Justice Barrett is obviously entitled to criticize Justice Jackson. That’s not the problem. She also twisted Justice Jackson’s obvious meaning, and she added a word that distorted it. Justice Jackson didn’t say “boring legalise,” implying she lacked the stamina to do the work. She joined “every word” of Sotomayor’s opinion, which already did that work. She then wrote a separate dissent to make another point. Justices do that all the time. Justice Barrett obviously knows this.


In addition, Justice Jackson didn’t decline to respond to the merits of the historical and textual analysis because doing so would be “mind-numbingly technical.” What Jackson conveyed was that, in her view, the premise of Barrett’s opinion was mistaken because it substituted a larger question about whether the federal judiciary could cabin the President’s deliberate disregard of a long accepted constitutional mandate based on a disputed, and yes, mind-numbingly technical, alternative framing that involves comparing an English court of equity to a congressionally created Article III court.

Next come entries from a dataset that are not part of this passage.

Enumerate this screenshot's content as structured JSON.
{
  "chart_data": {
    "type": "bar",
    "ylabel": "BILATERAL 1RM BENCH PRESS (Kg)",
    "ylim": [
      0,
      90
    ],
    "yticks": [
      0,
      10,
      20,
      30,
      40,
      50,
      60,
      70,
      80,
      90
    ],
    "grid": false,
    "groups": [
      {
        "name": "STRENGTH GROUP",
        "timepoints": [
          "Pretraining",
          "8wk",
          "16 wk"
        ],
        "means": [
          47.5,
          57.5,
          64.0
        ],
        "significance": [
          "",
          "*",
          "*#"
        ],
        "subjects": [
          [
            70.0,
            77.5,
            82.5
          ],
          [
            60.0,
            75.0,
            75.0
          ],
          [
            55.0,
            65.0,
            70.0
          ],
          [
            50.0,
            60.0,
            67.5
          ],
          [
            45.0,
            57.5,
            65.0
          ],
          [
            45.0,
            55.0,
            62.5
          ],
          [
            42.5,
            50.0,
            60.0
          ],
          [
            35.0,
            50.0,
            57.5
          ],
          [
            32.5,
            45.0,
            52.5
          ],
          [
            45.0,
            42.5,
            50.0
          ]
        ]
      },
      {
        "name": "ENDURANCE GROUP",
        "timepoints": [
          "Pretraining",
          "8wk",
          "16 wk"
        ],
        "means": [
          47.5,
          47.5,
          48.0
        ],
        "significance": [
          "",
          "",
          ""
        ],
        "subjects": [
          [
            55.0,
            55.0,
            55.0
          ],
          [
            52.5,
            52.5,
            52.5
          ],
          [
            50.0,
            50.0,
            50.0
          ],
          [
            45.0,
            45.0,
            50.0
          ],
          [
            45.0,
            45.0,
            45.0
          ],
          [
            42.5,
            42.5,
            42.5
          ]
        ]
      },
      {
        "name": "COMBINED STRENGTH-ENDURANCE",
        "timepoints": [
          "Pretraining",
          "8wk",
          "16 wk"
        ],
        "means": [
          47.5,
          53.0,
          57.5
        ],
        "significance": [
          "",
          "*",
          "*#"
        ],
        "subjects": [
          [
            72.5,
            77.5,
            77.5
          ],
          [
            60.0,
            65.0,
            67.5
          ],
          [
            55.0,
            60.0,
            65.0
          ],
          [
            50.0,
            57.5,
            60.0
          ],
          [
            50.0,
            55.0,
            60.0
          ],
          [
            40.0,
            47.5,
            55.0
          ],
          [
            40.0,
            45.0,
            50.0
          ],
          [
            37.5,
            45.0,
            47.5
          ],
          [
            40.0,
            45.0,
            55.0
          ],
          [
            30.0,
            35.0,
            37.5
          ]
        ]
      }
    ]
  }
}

Again, my purpose here isn’t to resolve contested and complex legal issues. That’s not because they are too difficult, too technical, too boring, or mind-numbing. Rather, it’s to point out that obviously none of that was true for Justice Jackson either. And Justice Barrett had to have known that.


As I previously noted, I’m certainly not claiming Justice Barrett intended or would support the offensive social media posts I’m seeing that grew out of her critique of Justice Jackson. My strong intuition is that she did not and would not. But a Supreme Court Justice has the responsibility to avoid problematic invitations to insult a colleague that way. And a wise clerk might have helped by walking into the boss’s chambers, draft in hand, sitting down, and saying, “Justice Barrett, would you mind if we chatted about a passage or two in this opinion that, on reflection, you might agree is possibly troublesome?”


Oh, to live in that more welcoming world. Mi casa su casa.


[Special thanks to Professor Guha Krishnamurthi and Professor Eric Segall for helpful comments on an earlier draft.]